Bias in AI is pervasive. From dermatological models that discriminate against patients with dark skin to exam-scoring algorithms that disadvantage public school students, one needn’t look far for examples of prejudice encoded in AI systems. But how do these biases arise in the first place? Researchers at Columbia University sought to uncover this by tasking 400 AI engineers with creating algorithms that made over 8.2 million predictions about 20,000 people. In a coauthored study accepted to the NeurIPS 2020 machine learning conference, the researchers conclude that biased predictions are mostly caused by imbalanced data but that the demographics of engineers also play a role.
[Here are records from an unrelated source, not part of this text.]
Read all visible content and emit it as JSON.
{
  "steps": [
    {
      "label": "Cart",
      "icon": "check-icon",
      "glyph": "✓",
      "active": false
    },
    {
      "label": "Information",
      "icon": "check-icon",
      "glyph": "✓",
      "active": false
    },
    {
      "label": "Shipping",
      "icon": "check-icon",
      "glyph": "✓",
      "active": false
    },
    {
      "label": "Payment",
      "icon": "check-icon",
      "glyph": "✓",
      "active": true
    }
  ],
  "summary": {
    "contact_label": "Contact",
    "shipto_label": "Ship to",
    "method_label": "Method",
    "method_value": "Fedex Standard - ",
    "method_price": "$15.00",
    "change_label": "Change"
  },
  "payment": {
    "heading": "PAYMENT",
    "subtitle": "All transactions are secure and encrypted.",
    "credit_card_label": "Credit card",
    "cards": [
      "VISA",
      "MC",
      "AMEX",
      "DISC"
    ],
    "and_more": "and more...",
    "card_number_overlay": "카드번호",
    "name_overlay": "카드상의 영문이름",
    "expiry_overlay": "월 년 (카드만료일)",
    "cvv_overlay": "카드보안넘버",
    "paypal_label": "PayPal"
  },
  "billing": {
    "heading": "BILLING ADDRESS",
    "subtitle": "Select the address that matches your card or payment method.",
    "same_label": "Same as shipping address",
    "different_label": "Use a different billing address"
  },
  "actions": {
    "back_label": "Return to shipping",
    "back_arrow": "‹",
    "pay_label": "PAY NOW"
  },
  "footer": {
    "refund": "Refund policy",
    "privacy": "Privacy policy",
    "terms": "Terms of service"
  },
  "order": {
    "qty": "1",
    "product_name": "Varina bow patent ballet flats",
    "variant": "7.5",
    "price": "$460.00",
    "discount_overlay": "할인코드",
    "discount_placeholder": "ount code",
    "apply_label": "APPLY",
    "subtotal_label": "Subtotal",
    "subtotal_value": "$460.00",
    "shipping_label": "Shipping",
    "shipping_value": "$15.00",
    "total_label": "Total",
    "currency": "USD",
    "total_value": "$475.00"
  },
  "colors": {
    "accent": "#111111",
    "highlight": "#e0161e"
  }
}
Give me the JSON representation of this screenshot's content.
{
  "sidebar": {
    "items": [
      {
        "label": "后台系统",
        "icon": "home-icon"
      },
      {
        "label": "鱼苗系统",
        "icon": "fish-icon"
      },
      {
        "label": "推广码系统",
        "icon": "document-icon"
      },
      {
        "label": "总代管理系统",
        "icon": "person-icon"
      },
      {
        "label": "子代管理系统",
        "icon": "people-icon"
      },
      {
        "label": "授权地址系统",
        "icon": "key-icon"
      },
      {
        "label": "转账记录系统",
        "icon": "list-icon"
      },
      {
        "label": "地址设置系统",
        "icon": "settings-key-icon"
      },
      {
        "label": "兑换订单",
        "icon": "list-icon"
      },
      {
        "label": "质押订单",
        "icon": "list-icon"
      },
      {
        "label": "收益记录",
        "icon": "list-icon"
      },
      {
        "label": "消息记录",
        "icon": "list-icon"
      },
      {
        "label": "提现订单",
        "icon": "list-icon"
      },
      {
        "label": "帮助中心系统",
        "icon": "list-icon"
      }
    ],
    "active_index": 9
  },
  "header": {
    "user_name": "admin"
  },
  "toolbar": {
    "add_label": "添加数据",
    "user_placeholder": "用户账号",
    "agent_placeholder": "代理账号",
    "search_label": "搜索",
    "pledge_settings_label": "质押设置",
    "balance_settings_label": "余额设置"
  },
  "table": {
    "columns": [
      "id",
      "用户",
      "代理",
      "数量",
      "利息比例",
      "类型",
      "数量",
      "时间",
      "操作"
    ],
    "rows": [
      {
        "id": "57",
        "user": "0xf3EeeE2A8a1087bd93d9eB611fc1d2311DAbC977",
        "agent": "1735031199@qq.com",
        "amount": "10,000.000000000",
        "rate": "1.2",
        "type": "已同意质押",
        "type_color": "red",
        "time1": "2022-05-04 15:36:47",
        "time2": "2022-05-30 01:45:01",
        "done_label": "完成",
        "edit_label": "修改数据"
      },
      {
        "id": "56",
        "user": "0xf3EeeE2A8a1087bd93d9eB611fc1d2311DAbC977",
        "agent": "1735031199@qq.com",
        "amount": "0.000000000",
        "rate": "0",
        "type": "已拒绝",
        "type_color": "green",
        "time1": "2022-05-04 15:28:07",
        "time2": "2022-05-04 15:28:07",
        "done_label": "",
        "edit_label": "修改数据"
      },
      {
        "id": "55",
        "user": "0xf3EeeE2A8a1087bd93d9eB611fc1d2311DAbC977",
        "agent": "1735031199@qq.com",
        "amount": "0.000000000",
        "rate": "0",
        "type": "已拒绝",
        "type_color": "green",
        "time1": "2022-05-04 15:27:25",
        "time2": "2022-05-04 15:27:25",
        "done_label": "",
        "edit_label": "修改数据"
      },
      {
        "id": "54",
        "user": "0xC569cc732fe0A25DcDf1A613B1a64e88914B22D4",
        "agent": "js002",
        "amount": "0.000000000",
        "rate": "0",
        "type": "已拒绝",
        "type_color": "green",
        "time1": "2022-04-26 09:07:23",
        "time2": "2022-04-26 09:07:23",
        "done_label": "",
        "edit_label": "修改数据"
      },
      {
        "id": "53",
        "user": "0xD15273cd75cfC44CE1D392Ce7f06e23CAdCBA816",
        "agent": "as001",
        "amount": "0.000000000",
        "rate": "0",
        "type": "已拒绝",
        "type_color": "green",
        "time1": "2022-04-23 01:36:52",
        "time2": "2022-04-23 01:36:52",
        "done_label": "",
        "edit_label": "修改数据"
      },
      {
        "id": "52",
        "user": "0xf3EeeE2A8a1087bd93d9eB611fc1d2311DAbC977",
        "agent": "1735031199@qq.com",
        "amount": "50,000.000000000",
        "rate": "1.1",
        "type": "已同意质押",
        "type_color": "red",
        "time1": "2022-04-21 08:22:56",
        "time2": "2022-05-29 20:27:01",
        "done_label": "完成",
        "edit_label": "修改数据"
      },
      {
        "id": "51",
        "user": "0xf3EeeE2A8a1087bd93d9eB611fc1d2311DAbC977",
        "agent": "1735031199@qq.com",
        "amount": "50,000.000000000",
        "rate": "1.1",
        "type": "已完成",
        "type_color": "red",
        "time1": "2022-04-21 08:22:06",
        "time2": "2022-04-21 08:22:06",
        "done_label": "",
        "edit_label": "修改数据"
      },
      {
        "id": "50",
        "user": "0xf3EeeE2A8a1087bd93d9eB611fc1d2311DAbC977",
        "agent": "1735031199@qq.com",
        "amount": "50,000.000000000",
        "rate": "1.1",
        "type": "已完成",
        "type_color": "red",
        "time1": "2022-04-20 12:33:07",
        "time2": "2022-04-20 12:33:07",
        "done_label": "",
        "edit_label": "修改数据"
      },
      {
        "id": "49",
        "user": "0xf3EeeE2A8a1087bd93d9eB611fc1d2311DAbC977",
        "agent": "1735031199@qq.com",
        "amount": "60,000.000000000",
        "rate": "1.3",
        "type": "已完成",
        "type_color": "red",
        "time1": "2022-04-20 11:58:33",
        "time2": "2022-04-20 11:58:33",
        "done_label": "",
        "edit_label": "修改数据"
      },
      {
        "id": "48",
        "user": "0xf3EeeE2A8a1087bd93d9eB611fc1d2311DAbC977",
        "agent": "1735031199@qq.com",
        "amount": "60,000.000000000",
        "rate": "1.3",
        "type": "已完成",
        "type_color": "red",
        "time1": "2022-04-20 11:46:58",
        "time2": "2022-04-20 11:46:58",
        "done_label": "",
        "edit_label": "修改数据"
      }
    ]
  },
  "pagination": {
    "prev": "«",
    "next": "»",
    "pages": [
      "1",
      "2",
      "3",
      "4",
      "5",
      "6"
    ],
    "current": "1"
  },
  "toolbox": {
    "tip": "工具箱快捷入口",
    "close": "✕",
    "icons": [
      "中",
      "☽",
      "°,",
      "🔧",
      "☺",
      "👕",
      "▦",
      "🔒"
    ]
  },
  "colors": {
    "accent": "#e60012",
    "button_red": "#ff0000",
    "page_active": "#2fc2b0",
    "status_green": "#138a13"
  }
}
“Across a wide variety of theoretical models of behavior, biased predictions are responsible for demographic segregation and outcome disparities in settings including labor markets, criminal justice, and advertising,” the researchers wrote. “Research and public discourse on this topic have grown enormously in the past five years along with a growth in programs to introduce ethics into technical training. However, few studies have attempted to evaluate, audit, or learn from these interventions or connect them back to theory.”
The researchers recruited 80% of the engineers they evaluated through a bootcamp that taught AI techniques at a computer science graduate or advanced undergraduate degree level. The remaining 20% were freelance machine learning contractors who’d worked in the industry an average of about four years. All 400 were given the same assignment: Develop an algorithm to predict math performance from job applications and apply it to 20,000 people who don’t appear in a training dataset.
For the purposes of the study, the engineers were divided into groups in which certain engineers were given data featuring realistic (i.e., biased) sample selection problems while others received data featuring no sample selection problems. A third group was provided the same training data as the first group in addition to a non-technical reminder about the possibility of algorithmic bias, and a fourth was given this data and reminder as well as a simple whitepaper about sample selection correction methods in machine learning.
Unsurprisingly, the researchers found that the algorithms developed by engineers with better training data exhibited less bias. Moreover, this subset of engineers spent more hours working on their algorithms, suggesting that the marginal benefit of development became higher with higher-quality data.
But training data or lack thereof wasn’t the only source of bias, according to the researchers. As alluded to earlier, they also found that prediction errors were correlated within demographic groups, particularly gender and ethnicity. Two white male programmers’ algorithmic prediction errors were more likely to be correlated with each other; in contrast with female programmers, white males had a tendency to double down on errors. No such effect was observed among female and male engineers of East Asian, Indian, Black, and Latinx descent.
This gender disparity might be explained by studies showing women in computer science are socialized to feel they have to achieve perfection. A survey conducted by Supporting Women in Information Technology, based in Vancouver, found that women who pursue a computer science degree say they’re less confident then their male counterparts when using a computer. A more recent work published by Gallup and Google reveals that American girls in seventh through 12th grades express less confidence than boys in their ability to learn computer science skills.
Bias could be mitigated somewhat by the reminders, the researchers say, but the results were mixed on technical guidance interventions. Programmers who understood the whitepaper successfully reduced bias, but most didn’t follow the advice, resulting in algorithms worse than programmers given the reminders.
The researchers caution their paper isn’t the final word on sources of algorithmic bias and that their subject pool, while slightly more diverse than the U.S. software engineering population, contained mostly male (71%), East Asian (52%), and white (28%) engineers. Engineers recruited from the bootcamp were also less experienced in general and only 31% had been employed by “a household-name company” at the time of the study’s publication.
However, the coauthors believe that their work could serve as an important stepping stone toward identifying and addressing the causes of AI bias in the wild. “Questions about algorithmic bias are often framed as theoretical computer science problems. However, productionized algorithms are developed by humans, working inside organizations who are subject to training, persuasion, culture, incentives, and implementation frictions,” they wrote. “An empirical, field experimental approach is also useful for evaluating practical policy solutions.”
Of course, it’s difficult — if not impossible — to completely rid algorithms of bias. Facial recognition models fail to recognize Black, Middle Eastern, and Latinx people more often than those with lighter skin. AI researchers from MIT, Intel, and Canadian AI initiative CIFAR have found high levels of bias from some of the most popular pretrained models. And algorithms developed by Facebook have proven to be 50% more likely to disable the accounts of Black users compared with white users.
That aside, however, the new paper adds to the growing chorus of voices calling for greater attention to the issue of bias in AI.